‘Ilısu Barajı ile altın yumurtlayan tavuk kesilecek’

Kaynak: Batman Postası, 24 Aralık 2011
Ilısu Baraj Projesi’ne karşı Diyarbakır İdare Mahkemesi’nde açılan dava dahilinde hazırlanan bilirkişi raporunda, barajın yıllık 300 milyon dolar gelir getireceği iddiasına yanıt olarak Doğa Derneği bilirkişilerin bölgenin kaybolacak potansiyel 100 milyonlarca dolarlık turizm gelirine neden dikkat çekmediğini sorguladı.

Doğa Derneği, Avrupa Birliği Türkiye İş Geliştirme Merkezleri Ağı (ABİGEM) raporuna göre Hasankeyf ile benzer özelliklere sahip Kapadokya’nın sadece 2007 yılında, 612 milyon dolarlık turizm geliri elde ettiğine dikkat cekti. Taraflı oldukları ve uzmanlıkları dışında görüş vermeleri nedeniyle geçtiğimiz Temmuz ayında itiraz edilen bilirkişi raporunda Ilısu Barajı’nın ülkeye 300 milyon dolar gelir getireceği hiç bir veriye dayanmadan iddia edilmişti.

KAPADOKYA İLE AYNI POTANSİYELE SAHİP

Türkiye’nin turizm gelirinde önemli bir yer tutan Kapadokya ile büyük benzerlikler gösteren ve aynı turizm potansiyelini taşıyan Hasankeyf ve Dicle Vadisi’nin en önemli ortak özelliklerinden birisi insan yerleşiminin 10 bin yıl öncesine (Paleolitik dönem) kadar uzanmasıdır.
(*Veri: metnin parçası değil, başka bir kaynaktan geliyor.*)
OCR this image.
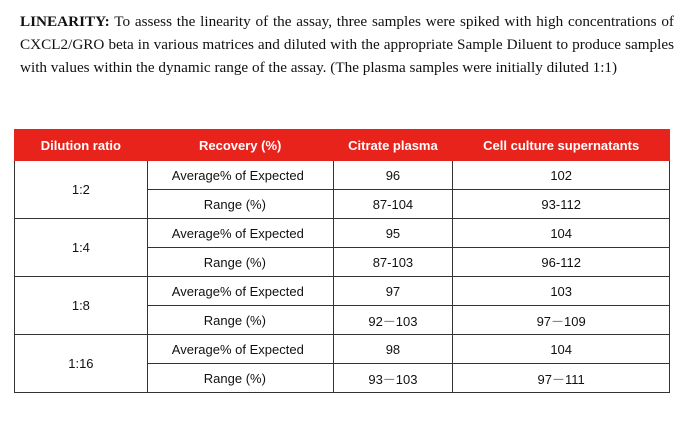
LINEARITY: To assess the linearity of the assay, three samples were spiked with high concentrations of CXCL2/GRO beta in various matrices and diluted with the appropriate Sample Diluent to produce samples with values within the dynamic range of the assay. (The plasma samples were initially diluted 1:1)

Dilution ratio	Recovery (%)	Citrate plasma	Cell culture supernatants
1:2	Average% of Expected	96	102
	Range (%)	87-104	93-112
1:4	Average% of Expected	95	104
	Range (%)	87-103	96-112
1:8	Average% of Expected	97	103
	Range (%)	92－103	97－109
1:16	Average% of Expected	98	104
	Range (%)	93－103	97－111
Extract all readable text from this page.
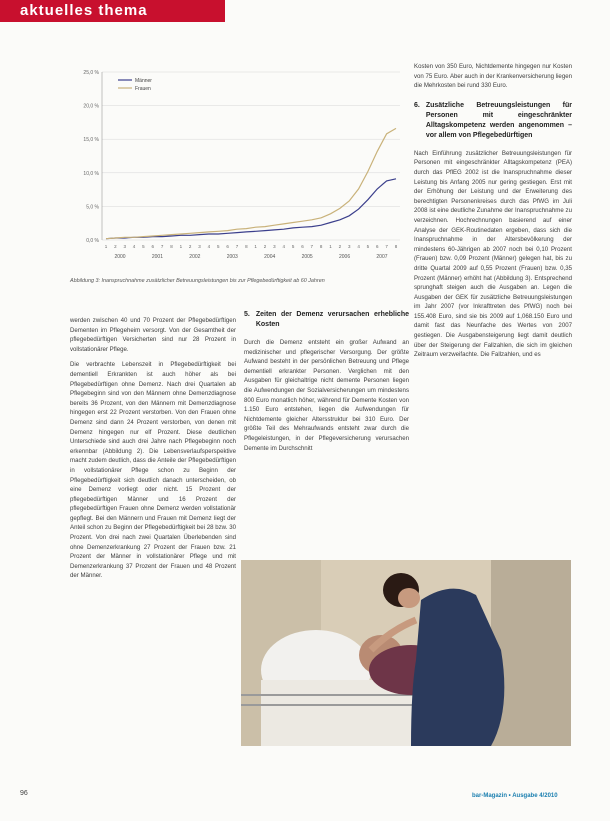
aktuelles thema
0,0 %
5,0 %
10,0 %
15,0 %
20,0 %
25,0 %
1 2 3 4 5 6 7 8 1 2 3 4 5 6 7 8 1 2 3 4 5 6 7 8 1 2 3 4 5 6 7 8
2000	2001	2002	2003	2004	2005	2006	2007
Männer
Frauen
Abbildung 3: Inanspruchnahme zusätzlicher Betreuungsleistungen bis zur Pflegebedürftigkeit ab 60 Jahren

werden zwischen 40 und 70 Prozent der Pflegebedürftigen Dementen im Pflegeheim versorgt. Von der Gesamtheit der pflegebedürftigen Versicherten sind nur 28 Prozent in vollstationärer Pflege.

Die verbrachte Lebenszeit in Pflegebedürftigkeit bei dementiell Erkrankten ist auch höher als bei Pflegebedürftigen ohne Demenz. Nach drei Quartalen ab Pflegebeginn sind von den Männern ohne Demenzdiagnose bereits 36 Prozent, von den Männern mit Demenzdiagnose hingegen erst 22 Prozent verstorben. Von den Frauen ohne Demenz sind dann 24 Prozent verstorben, von denen mit Demenz hingegen nur elf Prozent. Diese deutlichen Unterschiede sind auch drei Jahre nach Pflegebeginn noch erkennbar (Abbildung 2). Die Lebensverlaufsperspektive macht zudem deutlich, dass die Anteile der Pflegebedürftigen in vollstationärer Pflege schon zu Beginn der Pflegebedürftigkeit sich deutlich danach unterscheiden, ob eine Demenz vorliegt oder nicht. 15 Prozent der pflegebedürftigen Männer und 16 Prozent der pflegebedürftigen Frauen ohne Demenz werden vollstationär gepflegt. Bei den Männern und Frauen mit Demenz liegt der Anteil schon zu Beginn der Pflegebedürftigkeit bei 28 bzw. 30 Prozent. Von drei nach zwei Quartalen Überlebenden sind ohne Demenzerkrankung 27 Prozent der Frauen bzw. 21 Prozent der Männer in vollstationärer Pflege und mit Demenzerkrankung 37 Prozent der Frauen und 48 Prozent der Männer.

5. Zeiten der Demenz verursachen erhebliche Kosten

Durch die Demenz entsteht ein großer Aufwand an medizinischer und pflegerischer Versorgung. Der größte Aufwand besteht in der persönlichen Betreuung und Pflege dementiell erkrankter Personen. Verglichen mit den Ausgaben für gleichaltrige nicht demente Personen liegen die Aufwendungen der Sozialversicherungen um mindestens 800 Euro monatlich höher, während für Demente Kosten von 1.150 Euro entstehen, liegen die Aufwendungen für Nichtdemente gleicher Altersstruktur bei 310 Euro. Der größte Teil des Mehraufwands entsteht zwar durch die Pflegeleistungen, in der Pflegeversicherung verursachen Demente im Durchschnitt

Kosten von 350 Euro, Nichtdemente hingegen nur Kosten von 75 Euro. Aber auch in der Krankenversicherung liegen die Mehrkosten bei rund 330 Euro.

6. Zusätzliche Betreuungsleistungen für Personen mit eingeschränkter Alltagskompetenz werden angenommen – vor allem von Pflegebedürftigen

Nach Einführung zusätzlicher Betreuungsleistungen für Personen mit eingeschränkter Alltagskompetenz (PEA) durch das PflEG 2002 ist die Inanspruchnahme dieser Leistung bis Anfang 2005 nur gering gestiegen. Erst mit der Erhöhung der Leistung und der Erweiterung des berechtigten Personenkreises durch das PfWG im Juli 2008 ist eine deutliche Zunahme der Inanspruchnahme zu verzeichnen. Hochrechnungen basierend auf einer Analyse der GEK-Routinedaten ergeben, dass sich die Inanspruchnahme in der Altersbevölkerung der mindestens 60-Jährigen ab 2007 noch bei 0,10 Prozent (Frauen) bzw. 0,09 Prozent (Männer) gelegen hat, bis zu dritte Quartal 2009 auf 0,55 Prozent (Frauen) bzw. 0,35 Prozent (Männer) erhöht hat (Abbildung 3). Entsprechend sprunghaft steigen auch die Ausgaben an. Legen die Ausgaben der GEK für zusätzliche Betreuungsleistungen im Jahr 2007 (vor Inkrafttreten des PfWG) noch bei 155.408 Euro, sind sie bis 2009 auf 1,068.150 Euro und damit fast das Neunfache des Wertes von 2007 gestiegen. Die Ausgabensteigerung liegt damit deutlich über der Steigerung der Fallzahlen, die sich im gleichen Zeitraum verzweifachte. Die Fallzahlen, und es

96	bar-Magazin • Ausgabe 4/2010
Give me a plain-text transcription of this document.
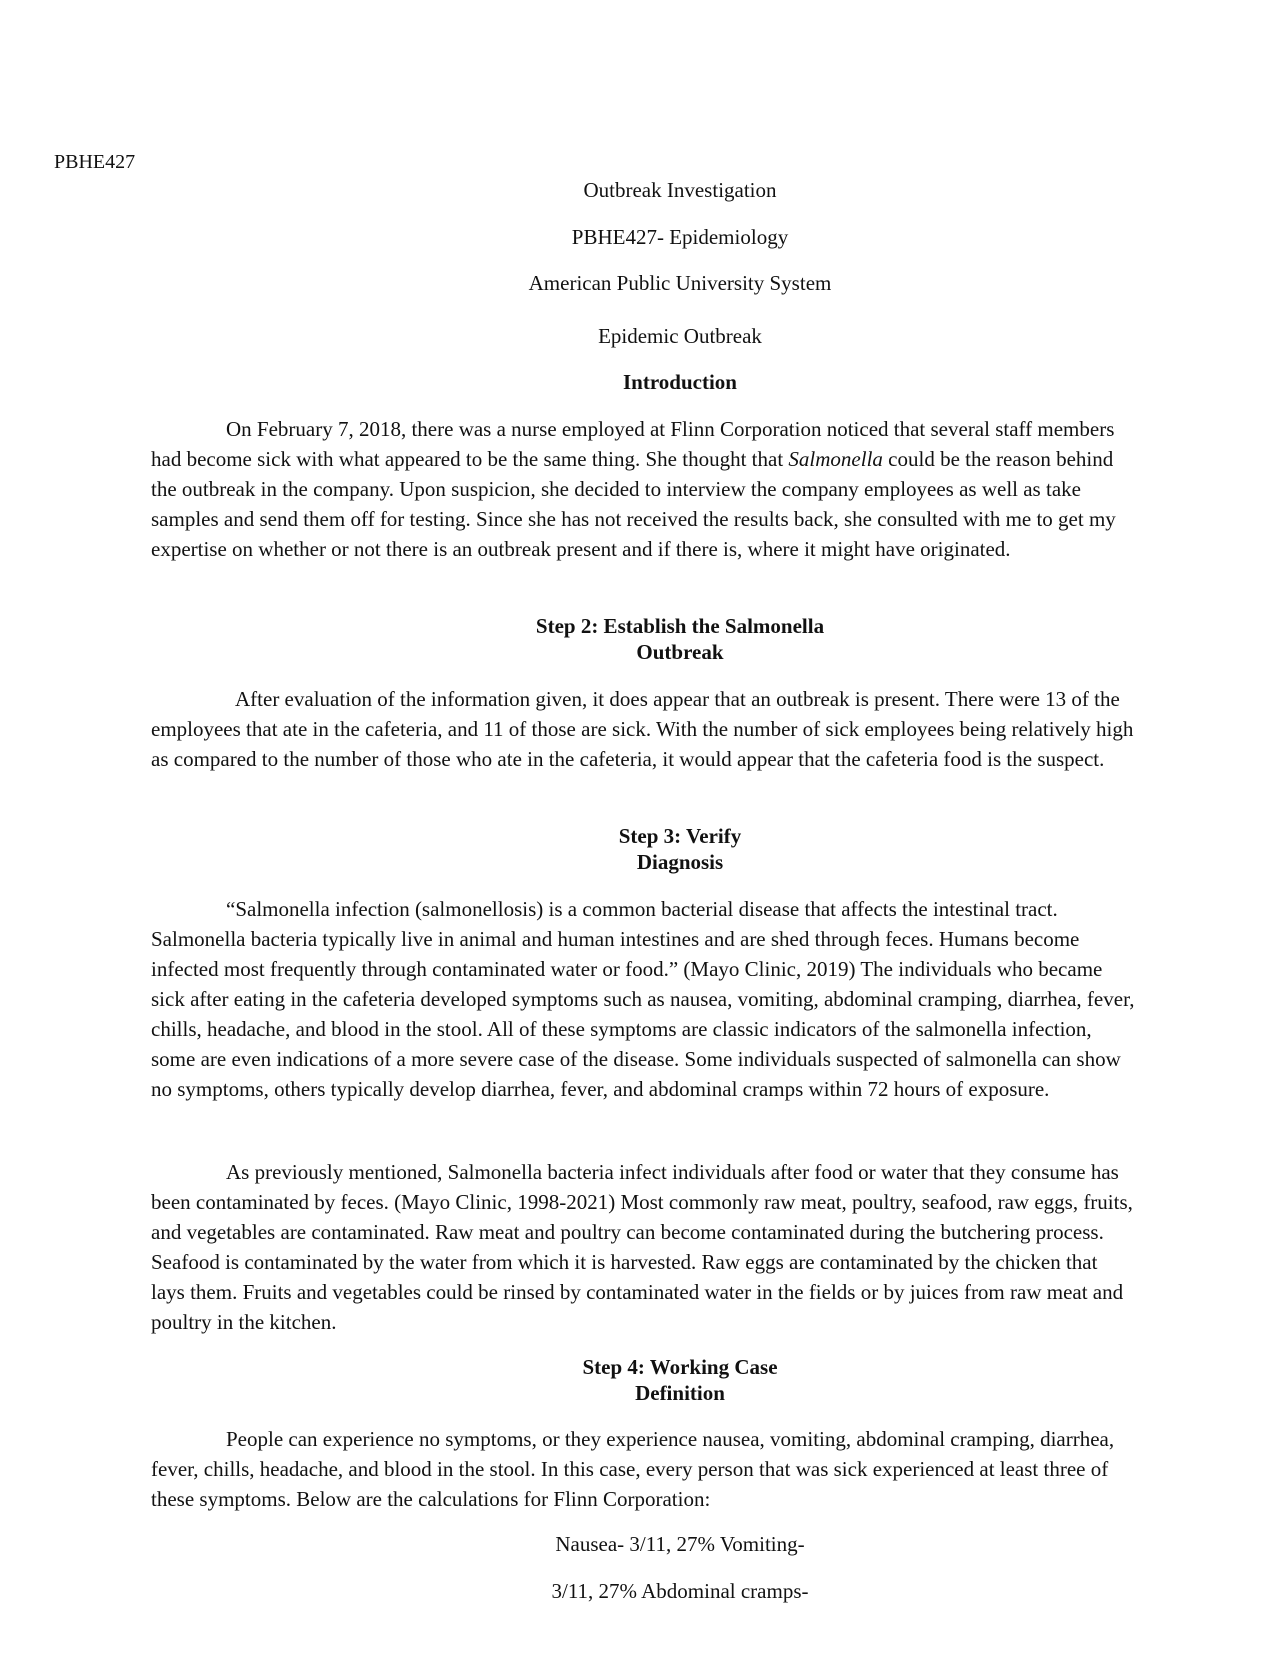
PBHE427
Outbreak Investigation
PBHE427- Epidemiology
American Public University System
Epidemic Outbreak
Introduction

On February 7, 2018, there was a nurse employed at Flinn Corporation noticed that several staff members had become sick with what appeared to be the same thing. She thought that Salmonella could be the reason behind the outbreak in the company. Upon suspicion, she decided to interview the company employees as well as take samples and send them off for testing. Since she has not received the results back, she consulted with me to get my expertise on whether or not there is an outbreak present and if there is, where it might have originated.

Step 2: Establish the Salmonella
Outbreak

After evaluation of the information given, it does appear that an outbreak is present. There were 13 of the employees that ate in the cafeteria, and 11 of those are sick. With the number of sick employees being relatively high as compared to the number of those who ate in the cafeteria, it would appear that the cafeteria food is the suspect.

Step 3: Verify
Diagnosis

“Salmonella infection (salmonellosis) is a common bacterial disease that affects the intestinal tract. Salmonella bacteria typically live in animal and human intestines and are shed through feces. Humans become infected most frequently through contaminated water or food.” (Mayo Clinic, 2019) The individuals who became sick after eating in the cafeteria developed symptoms such as nausea, vomiting, abdominal cramping, diarrhea, fever, chills, headache, and blood in the stool. All of these symptoms are classic indicators of the salmonella infection, some are even indications of a more severe case of the disease. Some individuals suspected of salmonella can show no symptoms, others typically develop diarrhea, fever, and abdominal cramps within 72 hours of exposure.

As previously mentioned, Salmonella bacteria infect individuals after food or water that they consume has been contaminated by feces. (Mayo Clinic, 1998-2021) Most commonly raw meat, poultry, seafood, raw eggs, fruits, and vegetables are contaminated. Raw meat and poultry can become contaminated during the butchering process. Seafood is contaminated by the water from which it is harvested. Raw eggs are contaminated by the chicken that lays them. Fruits and vegetables could be rinsed by contaminated water in the fields or by juices from raw meat and poultry in the kitchen.

Step 4: Working Case
Definition

People can experience no symptoms, or they experience nausea, vomiting, abdominal cramping, diarrhea, fever, chills, headache, and blood in the stool. In this case, every person that was sick experienced at least three of these symptoms. Below are the calculations for Flinn Corporation:

Nausea- 3/11, 27% Vomiting-
3/11, 27% Abdominal cramps-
Bütün bu benzerliklerine rağmen Kapadokya yapılan yatırımlar sayesinde gelişirken 1981 yılında ?doğal koruma alanı’ ilan edilen Hasankeyf, Ilısu Baraj Projesi planı dahilinde yok edilmeye terk edildi.Diyarbakır, Batman ve Mardin havaalanlarının ortasında yer almasına, kültür ve doğa turizminin yanı sıra din ve kongre turizmi açısından büyük potansiyel taşımasına rağmen Hasankeyf Ilısu Baraj Projesi’nin gölgesinde on yıllardır giderek fakirleşmektedir.
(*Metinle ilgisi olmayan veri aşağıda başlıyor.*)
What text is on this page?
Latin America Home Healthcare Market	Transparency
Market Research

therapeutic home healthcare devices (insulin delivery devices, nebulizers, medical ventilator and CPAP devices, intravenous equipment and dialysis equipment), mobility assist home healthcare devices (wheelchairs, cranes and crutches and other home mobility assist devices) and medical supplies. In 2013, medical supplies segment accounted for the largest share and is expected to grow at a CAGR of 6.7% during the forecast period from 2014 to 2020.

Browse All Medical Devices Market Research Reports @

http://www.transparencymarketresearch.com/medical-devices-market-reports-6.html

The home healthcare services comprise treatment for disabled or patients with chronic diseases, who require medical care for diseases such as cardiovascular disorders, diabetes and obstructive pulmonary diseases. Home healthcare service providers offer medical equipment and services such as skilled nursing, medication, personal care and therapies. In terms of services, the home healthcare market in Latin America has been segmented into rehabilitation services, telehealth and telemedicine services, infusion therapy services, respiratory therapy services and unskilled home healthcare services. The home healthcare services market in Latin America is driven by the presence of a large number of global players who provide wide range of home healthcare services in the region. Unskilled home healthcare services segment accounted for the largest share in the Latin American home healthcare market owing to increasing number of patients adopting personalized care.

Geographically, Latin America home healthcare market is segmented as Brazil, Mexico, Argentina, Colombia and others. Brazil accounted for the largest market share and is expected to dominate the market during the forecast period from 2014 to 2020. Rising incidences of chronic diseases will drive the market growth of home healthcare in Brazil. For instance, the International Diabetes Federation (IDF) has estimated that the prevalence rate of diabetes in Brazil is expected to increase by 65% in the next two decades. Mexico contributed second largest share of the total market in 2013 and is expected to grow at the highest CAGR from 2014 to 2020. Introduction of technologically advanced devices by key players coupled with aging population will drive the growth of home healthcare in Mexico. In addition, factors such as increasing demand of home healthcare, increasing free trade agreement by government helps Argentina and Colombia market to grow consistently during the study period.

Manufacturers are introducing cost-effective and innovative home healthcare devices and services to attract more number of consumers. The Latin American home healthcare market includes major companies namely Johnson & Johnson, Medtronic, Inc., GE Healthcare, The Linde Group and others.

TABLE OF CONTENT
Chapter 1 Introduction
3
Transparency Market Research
ALTIN YUMURTLAYAN TAVUK KESİLİYOR

Hasankeyf’in, Ilısu barajıyla yok edilmek istenmesini altın yumurtlayan tavuğu kesmeye benzeten Doğa Derneği Hasankeyf Kampanya Koordinatörü Dicle Tuba Kılıç, şunları söyledi:

“Başta konaklama olmak üzere turizme yönelik hiçbir yatırımın yapılmasına izin verilmeyen Hasankeyf, ömrü ortalama 50 yıl olacak bir barajın getirisinden çok daha fazlasını bölge ve ülkemize kazandıracaktır. UNESCO Dünya Mirası ilan edilmesi halinde Hasankeyf ve Dicle Vadisi Kapadokya gibi yılda 100 milyonlarca dolara ulaşan bir turizm geliri getirecektir”.

Doğa Derneği mahkemenin bilirkişilerden ikisinin bakanlık çalışanı ve bir diğerinin ise İstanbul Sular İdaresi’nin yönetiminde olması nedeniyle tarafsız olmaması ve uzmanlıkları dışında görüş bildirmeleri nedeniyle itirazların kabul edileceğine inandığını belirterek, Başbakan Erdoğan’dan bu tarihi hatadan geri dönülmesini ve Hasankeyf’in UNESCO Dünya Mirasi Listesine dahil edilmesini talep etti.